La brutalité est ce qui contrarie la croissance des choses. Les Grecs avaient le mot Phusis pour désigner ce que nous appelons la nature. Ce mot signifie mouvement, génération, croissance, expansion, tout ce à quoi la brutalité met fin. Cette dernière est effectivement, selon Genet toujours : « le geste ou la gesticulation théâtrales qui mettent fin à la liberté, et cela sans autre raison que la volonté de nier ou d’interrompre un accomplissement libre. » Le brutal s’oppose au vital.

Il ne s’agit donc plus aujourd’hui de nier les violences mais plutôt de leur opposer la brutalité mortifère, cette « gesticulation théâtrale » qui vient étouffer la violence émancipatrice.

Si la violence est spontanée, libératrice, la brutalité est organisée, disciplinaire. Elle est l’organisation même de l’État.

La brutalité est policière, la brute c’est l’État

« Le geste brutal est le geste qui casse un acte libre. »

Jean Genet, Préface aux Textes des prisonniers de la « fraction armée rouge », 1977

Il y a d’une part la violence des Gilets Jaunes (émancipatrice) et de l’autre la brutalité (répressive) de la police.

D’un côté des corps mutilés, de l’autre des vitrines brisées. D’un côté la brutalité, de l’autre la violence.

Alors qui est la Brute ?

Quelle est cette violence dont le gouvernement, la Brute donc, accuse les manifestants ? Quel est son objet ? Précisément, celle-ci s’applique aux objets, au mobilier urbain, aux vitrines. La brutalité pour sa part, s’applique à des mains, des yeux, des corps. Elle blesse, elle tue, elle matraque, c’est elle qui ’brise des vies’ !

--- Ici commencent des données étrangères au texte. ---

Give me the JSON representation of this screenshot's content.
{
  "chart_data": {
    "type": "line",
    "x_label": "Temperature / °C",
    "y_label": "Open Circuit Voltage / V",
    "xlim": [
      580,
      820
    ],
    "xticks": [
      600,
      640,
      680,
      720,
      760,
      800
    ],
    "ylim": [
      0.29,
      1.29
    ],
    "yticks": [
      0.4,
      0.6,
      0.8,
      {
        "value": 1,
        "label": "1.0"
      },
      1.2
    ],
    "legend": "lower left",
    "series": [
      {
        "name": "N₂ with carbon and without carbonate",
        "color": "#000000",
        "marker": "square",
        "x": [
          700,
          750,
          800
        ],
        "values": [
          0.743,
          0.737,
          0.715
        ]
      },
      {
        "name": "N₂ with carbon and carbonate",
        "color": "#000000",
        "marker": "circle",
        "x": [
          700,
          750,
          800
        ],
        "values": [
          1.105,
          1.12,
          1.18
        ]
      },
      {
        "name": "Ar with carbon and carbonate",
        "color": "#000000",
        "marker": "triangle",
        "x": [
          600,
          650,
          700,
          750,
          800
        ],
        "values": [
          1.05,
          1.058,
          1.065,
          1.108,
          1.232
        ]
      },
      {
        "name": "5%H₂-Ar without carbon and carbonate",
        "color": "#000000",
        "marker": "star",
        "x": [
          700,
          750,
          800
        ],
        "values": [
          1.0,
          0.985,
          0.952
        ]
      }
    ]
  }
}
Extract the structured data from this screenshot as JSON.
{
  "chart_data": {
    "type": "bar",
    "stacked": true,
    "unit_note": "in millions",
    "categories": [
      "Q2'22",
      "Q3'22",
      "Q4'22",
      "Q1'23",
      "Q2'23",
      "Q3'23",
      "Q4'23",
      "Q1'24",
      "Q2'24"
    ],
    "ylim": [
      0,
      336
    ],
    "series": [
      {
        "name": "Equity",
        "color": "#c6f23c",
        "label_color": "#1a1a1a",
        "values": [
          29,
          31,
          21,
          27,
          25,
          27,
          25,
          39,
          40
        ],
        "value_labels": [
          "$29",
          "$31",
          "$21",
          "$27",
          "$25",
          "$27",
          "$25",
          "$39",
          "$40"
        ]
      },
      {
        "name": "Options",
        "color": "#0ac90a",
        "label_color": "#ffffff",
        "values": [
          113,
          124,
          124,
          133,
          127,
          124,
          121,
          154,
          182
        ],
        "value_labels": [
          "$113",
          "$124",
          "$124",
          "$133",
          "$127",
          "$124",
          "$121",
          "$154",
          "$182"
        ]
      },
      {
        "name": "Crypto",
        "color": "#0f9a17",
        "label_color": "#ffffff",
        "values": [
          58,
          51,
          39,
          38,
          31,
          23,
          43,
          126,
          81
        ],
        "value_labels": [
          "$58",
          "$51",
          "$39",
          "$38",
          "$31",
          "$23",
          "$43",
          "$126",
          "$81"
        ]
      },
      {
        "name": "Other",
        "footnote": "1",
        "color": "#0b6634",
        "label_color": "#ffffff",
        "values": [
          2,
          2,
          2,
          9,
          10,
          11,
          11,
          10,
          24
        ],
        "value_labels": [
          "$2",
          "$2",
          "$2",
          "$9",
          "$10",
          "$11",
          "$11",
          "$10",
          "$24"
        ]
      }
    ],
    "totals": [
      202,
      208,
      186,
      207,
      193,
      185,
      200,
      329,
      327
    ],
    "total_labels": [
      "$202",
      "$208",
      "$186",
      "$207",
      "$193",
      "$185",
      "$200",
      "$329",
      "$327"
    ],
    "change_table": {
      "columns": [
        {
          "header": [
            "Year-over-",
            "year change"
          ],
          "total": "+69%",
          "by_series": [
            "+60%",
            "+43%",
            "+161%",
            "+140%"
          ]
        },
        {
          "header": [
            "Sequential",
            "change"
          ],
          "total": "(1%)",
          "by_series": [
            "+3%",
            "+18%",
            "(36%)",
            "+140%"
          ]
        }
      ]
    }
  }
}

La violence, quant à elle, cherche à passer outre un cordon de CRS par exemple (de même que « le bec du poussin brise la coquille »), afin d’atteindre tel ou tel lieu de pouvoir et de manifestation, tel objectif. Elle est poussée de la foule qui veut passer en levant les bras, telle une vague qui submerge la digue. Elle n’est jamais brutalité envers les corps policiers, envers les corps vivants.

Si la violence semble parfois se concentrer sur des CRS, ce n’est pourtant plus, alors, en tant que corps vivants qu’ils sont visés mais en tant qu’obstacles, murs, frontières. D’ailleurs l’attitude du CRS, son immobilité, son refus de toute communication, même visuelle, tend à faire de lui un objet, un automate : comme si le coup de matraque ne relevait pas d’une intention mais d’une nécessité. Il refuse, en effet, et c’est sa stratégie, toute réciprocité. Il se fait objet, cordon, nasse, barrière. Son bouclier, au fond, n’est plus qu’une vitrine de plus à casser pour passer, croître.

C’est là toute la brutalité de la police, sa négation mortifère de l’humanité de par sa tentative de contraindre des corps au silence, à l’absence, qui tente d’étouffer des élans vitaux, des souffles de liberté.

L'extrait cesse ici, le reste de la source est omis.